"There is no pleasanter frolic for an autumn evening, in the regions where oysters are plentiful, than an impromptu 'roast' in the kitchen," M. F. K. Fisher quotes fellow oyster lover Marion Harland in her love letter to the seasonal shellfish, Consider the Oyster.
Yes, indeed. So instead of slurping the briny mollusks raw as the weather turns colder, in this final month that ends in the all-important "R" (if you follow that sort of thing), toss those beautiful bivalves into the oven à la Boston chef Jeremy Sewall.
Sewall, the chef behind Island Creek Oyster Bar, Lineage and Row 34, recently came to Tasting Table's Test Kitchen to show us how to make baked Oysters Gregory (see the recipe), a not-so-distant cousin of oysters Rockefeller.
"Oysters have all summer to get plump, fat and strong, and by fall, the water is still warm enough for them to grow," Sewall explains as he shucks one of the Island Creek oysters he brought in a little cooler. "Now, they're really salty and briny, and when you add sweet, salt and crunch, it really brings out the oyster."
Sewall goes through about 3,000 oysters a day at his restaurants. Oysters Gregory, his salt-baked oysters topped with bacon- and leek-studded bread crumbs, first appeared five years ago as a birthday present to Island Creek Oyster Bar co-owner Shore Gregory when the restaurant first opened. These days, as the seasons come and go, so does the dish, but it's back, at least in recipe form, in Sewall's new cookbook, The New England Kitchen: Fresh Takes on Seasonal Recipes (Rizzoli, $40).
"I'm just trying to tell the story of a really iconic part of America," Sewall explains as he toasts the bread crumbs in bacon fat, tossing in charred leeks and slivers of tarragon. "There's no other region identified by its seasons as much as New England."
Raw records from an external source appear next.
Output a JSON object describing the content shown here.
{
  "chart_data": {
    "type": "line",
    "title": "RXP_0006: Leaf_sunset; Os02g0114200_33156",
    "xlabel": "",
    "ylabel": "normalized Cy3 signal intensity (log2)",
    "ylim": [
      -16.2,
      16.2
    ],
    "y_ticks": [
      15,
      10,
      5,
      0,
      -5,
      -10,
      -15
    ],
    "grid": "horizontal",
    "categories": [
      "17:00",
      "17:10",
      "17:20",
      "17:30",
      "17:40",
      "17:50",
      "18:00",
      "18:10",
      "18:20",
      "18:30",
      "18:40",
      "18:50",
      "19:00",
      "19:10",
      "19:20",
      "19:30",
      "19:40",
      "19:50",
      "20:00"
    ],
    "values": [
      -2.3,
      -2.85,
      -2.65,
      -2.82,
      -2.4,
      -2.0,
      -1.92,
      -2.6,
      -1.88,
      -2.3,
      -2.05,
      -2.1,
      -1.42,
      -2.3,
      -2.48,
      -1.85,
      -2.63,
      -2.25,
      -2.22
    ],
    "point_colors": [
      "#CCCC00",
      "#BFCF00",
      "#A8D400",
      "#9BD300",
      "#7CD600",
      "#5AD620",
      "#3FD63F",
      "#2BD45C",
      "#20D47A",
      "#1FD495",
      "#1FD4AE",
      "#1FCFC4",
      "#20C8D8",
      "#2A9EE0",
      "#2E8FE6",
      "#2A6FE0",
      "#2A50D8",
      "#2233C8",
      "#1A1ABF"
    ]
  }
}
He mounds slopes of kosher salt on a baking tray and nestles the fully dressed oysters on each peak. Then, into the oven they go for a short bit, filling the entire room with the scent of nutty, toasty bacon fat.
"I love cooking with oysters in the cooler months," Sewall says. "They're big and meaty and still have that great soft texture and salty flavor."
The timer goes off, and out come the oysters, still smelling delightful and crowned with crunchy golden brown crumbs. An impromptu roast has never looked so pretty.